Investors had suffered five consecutive quarters of falls, according to the latest Capita Registrars Dividend Monitor.
The index analyses every dividend paid in the UK market.
The strong showing in the third quarter means Capita Registrars upgraded its forecast for the year by £1bn, and now expects £55.7bn in UK dividends. It still means UK companies will pay out 17 per cent less to investors than at the peak in 2008 and five per cent down on 2009.
However, if BP had not been forced to cancel its dividend, the total amount returned to investors by UK companies would have risen four per cent. UK-listed companies paid out
£17.6bn, up from £17.3bn in the third quarter last year.
So far this year UK dividends have hit £46.1bn, down from £47.8bn for the first nine months of 2009.
Capita Registrars chief executive Charles Cryer said: “Investors can finally breathe a sigh of relief after a long and painful period of shrinking dividends.

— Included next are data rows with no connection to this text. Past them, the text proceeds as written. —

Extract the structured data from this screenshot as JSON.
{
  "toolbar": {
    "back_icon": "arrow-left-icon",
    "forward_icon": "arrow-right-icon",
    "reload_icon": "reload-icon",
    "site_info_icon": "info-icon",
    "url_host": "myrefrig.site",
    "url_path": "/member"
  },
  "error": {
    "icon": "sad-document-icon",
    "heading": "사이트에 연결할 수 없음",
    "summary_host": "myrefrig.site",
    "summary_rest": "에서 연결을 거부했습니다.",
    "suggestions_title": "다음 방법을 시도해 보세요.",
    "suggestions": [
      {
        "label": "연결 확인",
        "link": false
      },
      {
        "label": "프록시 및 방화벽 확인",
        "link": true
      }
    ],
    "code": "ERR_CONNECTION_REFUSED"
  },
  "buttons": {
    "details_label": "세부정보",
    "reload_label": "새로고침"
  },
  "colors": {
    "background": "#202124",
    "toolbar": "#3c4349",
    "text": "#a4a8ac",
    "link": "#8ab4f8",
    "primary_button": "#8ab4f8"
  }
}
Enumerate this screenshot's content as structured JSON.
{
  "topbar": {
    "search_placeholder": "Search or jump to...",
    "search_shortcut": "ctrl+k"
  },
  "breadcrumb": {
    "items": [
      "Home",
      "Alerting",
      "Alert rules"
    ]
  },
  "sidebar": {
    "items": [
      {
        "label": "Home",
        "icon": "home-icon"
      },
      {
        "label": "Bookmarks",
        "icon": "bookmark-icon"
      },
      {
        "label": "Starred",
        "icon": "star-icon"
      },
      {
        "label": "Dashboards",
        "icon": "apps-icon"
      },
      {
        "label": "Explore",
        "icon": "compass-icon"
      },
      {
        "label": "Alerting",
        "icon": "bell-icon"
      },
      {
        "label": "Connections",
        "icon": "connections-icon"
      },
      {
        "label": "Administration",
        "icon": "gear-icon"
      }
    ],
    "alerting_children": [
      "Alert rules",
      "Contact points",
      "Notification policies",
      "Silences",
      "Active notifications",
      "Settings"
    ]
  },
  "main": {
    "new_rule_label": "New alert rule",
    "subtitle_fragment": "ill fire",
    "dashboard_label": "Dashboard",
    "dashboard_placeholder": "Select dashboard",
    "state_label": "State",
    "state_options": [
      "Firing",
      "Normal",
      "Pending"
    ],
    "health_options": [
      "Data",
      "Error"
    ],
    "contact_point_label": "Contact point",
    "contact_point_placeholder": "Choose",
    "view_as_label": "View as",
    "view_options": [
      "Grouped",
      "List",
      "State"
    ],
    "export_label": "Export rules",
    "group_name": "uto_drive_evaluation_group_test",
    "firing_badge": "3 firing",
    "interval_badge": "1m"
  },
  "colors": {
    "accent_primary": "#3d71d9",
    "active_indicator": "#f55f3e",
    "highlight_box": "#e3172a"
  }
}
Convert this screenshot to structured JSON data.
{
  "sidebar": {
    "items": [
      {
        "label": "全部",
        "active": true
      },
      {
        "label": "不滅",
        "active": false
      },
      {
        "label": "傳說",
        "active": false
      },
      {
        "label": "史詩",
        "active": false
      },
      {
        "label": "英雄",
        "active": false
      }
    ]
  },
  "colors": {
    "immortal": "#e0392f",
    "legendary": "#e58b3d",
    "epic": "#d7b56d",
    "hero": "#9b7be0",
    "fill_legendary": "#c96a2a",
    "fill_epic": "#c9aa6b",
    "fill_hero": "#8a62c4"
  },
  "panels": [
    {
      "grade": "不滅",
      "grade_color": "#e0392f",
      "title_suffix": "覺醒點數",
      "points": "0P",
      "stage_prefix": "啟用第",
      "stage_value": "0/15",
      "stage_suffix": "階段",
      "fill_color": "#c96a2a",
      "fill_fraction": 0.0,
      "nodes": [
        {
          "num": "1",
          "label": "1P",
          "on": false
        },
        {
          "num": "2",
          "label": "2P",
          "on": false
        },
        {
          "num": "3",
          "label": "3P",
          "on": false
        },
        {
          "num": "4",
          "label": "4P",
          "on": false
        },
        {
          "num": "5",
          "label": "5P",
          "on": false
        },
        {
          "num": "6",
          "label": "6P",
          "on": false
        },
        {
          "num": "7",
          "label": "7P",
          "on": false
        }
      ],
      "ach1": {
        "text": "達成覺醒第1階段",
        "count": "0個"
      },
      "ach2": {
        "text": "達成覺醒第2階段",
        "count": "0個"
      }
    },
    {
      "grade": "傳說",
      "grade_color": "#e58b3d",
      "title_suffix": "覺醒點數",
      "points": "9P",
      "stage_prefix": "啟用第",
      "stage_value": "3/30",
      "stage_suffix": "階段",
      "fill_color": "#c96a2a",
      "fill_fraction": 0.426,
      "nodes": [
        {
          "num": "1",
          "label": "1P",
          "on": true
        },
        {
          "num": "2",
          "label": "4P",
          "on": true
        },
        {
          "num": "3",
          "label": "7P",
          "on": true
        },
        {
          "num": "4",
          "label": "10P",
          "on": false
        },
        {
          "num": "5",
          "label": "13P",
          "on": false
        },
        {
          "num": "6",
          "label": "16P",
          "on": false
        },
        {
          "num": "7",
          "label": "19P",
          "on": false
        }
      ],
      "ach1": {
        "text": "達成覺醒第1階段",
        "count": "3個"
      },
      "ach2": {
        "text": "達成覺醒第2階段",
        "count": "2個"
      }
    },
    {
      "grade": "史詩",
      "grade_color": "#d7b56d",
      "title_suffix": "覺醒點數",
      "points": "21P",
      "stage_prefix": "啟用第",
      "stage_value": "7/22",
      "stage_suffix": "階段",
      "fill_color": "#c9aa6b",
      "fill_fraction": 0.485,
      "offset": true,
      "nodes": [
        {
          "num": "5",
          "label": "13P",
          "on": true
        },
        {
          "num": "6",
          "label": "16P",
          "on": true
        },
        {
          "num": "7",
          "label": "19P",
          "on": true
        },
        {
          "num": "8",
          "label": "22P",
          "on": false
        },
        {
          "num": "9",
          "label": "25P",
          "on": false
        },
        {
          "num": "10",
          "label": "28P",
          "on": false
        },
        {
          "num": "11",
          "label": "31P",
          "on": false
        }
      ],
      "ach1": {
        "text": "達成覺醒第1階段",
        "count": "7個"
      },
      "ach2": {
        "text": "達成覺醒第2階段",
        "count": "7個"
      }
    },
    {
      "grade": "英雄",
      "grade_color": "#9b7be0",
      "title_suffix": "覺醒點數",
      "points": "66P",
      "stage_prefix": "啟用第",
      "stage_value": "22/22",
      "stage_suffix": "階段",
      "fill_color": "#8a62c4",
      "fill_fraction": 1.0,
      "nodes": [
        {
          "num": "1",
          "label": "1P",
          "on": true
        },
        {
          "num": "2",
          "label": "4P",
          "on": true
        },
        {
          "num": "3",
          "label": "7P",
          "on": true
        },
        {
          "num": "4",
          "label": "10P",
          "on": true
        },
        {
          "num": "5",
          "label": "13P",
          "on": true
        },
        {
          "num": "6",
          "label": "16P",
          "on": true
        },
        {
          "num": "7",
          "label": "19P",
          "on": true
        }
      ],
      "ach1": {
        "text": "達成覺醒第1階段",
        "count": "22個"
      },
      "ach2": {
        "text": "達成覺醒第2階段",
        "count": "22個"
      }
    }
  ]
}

“Seeing corporate UK in better health will give the Treasury some cheer ahead of the impending spending review that the economy can withstand the cuts. This year will still
end lower than last year, but with BP promising to turn on the dividend taps again next year, 2011 should see income growth accelerate.”
According to the research the underlying position is strengthening. It found 200 companies paid a dividend in the third quarter – equal to last year. The number was reduced by firms who moved their third quarter payouts into the 2009/10 tax year to beat the new 50 per cent tax band.